Parametric equations are equations in which the dependent variable of derivative i.e. $ x\,and\,y $ are dependent on some other independent third variable $ (t) $ .
 $ x = x\left( t \right) $ and $ y = y\left( t \right) $
Now the first derivative of dependent variable $ y $ with respect to the another dependent variable $ x $ comes to be
 $
  \dfrac{{dy}}{{dx}} = \dfrac{{\dfrac{{dy}}{{dt}}}}{{\dfrac{{dx}}{{dt}}}} \\
  \dfrac{{dy}}{{dx}} = \dfrac{{y'(t)}}{{x'(t)}} \;
  $
Here, $ \dfrac{{dx}}{{dt}} = x'(t) $ denotes the derivative of parametric equation $ x $ with respect to $ t $ and similarly $ \dfrac{{dy}}{{dt}} = y'(t) $ denotes the derivative of parametric equation $ y $ with respect to $ t $ .
Now to calculate the second derivative of parametric equations, we have to use the chain rule twice.
 $
  \dfrac{{{d^2}y}}{{d{x^2}}} = \dfrac{d}{{dx}}\left( {\dfrac{{dy}}{{dx}}} \right) = \dfrac{d}{{dx}}\left( {\dfrac{{\dfrac{{dy}}{{dt}}}}{{\dfrac{{dx}}{{dt}}}}} \right) \\
  \dfrac{{{d^2}y}}{{d{x^2}}} = \dfrac{d}{{dt}}\left( {\dfrac{{\dfrac{{dy}}{{dt}}}}{{\dfrac{{dx}}{{dt}}}}} \right)\dfrac{{dt}}{{dx}} \\
  \dfrac{{{d^2}y}}{{d{x^2}}} = \dfrac{{\dfrac{d}{{dt}}\left( {\dfrac{{\dfrac{{dy}}{{dt}}}}{{\dfrac{{dx}}{{dt}}}}} \right)}}{{\dfrac{{dx}}{{dt}}}} \;
  $
Therefore, to find out the second derivative of the parametric function, find out the derivative with respect to $ t $ of the first derivative and after that divide it by the derivative of $ x $ with respect to t.

Note: 1. Calculus consists of two important concepts one is differentiation and other is integration.
2.What is Differentiation?
It is a method by which we can find the derivative of the function .It is a process through which we can find the instantaneous rate of change in a function based on one of its variables.
Let y = f(x) be a function of x.
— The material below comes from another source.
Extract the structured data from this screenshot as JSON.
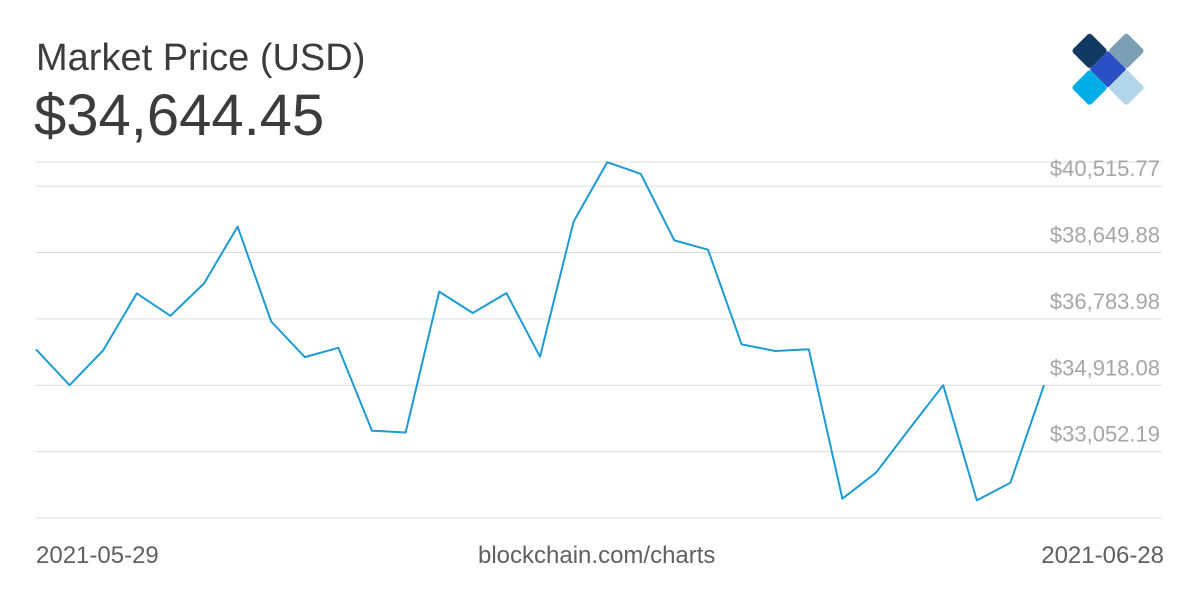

So the rate of change of $ y $ per unit change in $ x $ is given by:
 $ \dfrac{{dy}}{{dx}} $ .
1.Don’t forget to cross-check your answer at least once.
2.Differentiation is basically the inverse of integration.
3. $ x $ and $ y $ are the dependent variables of the derivative and both $ x $ and $ y $ are dependent on some independent variable $ t $ .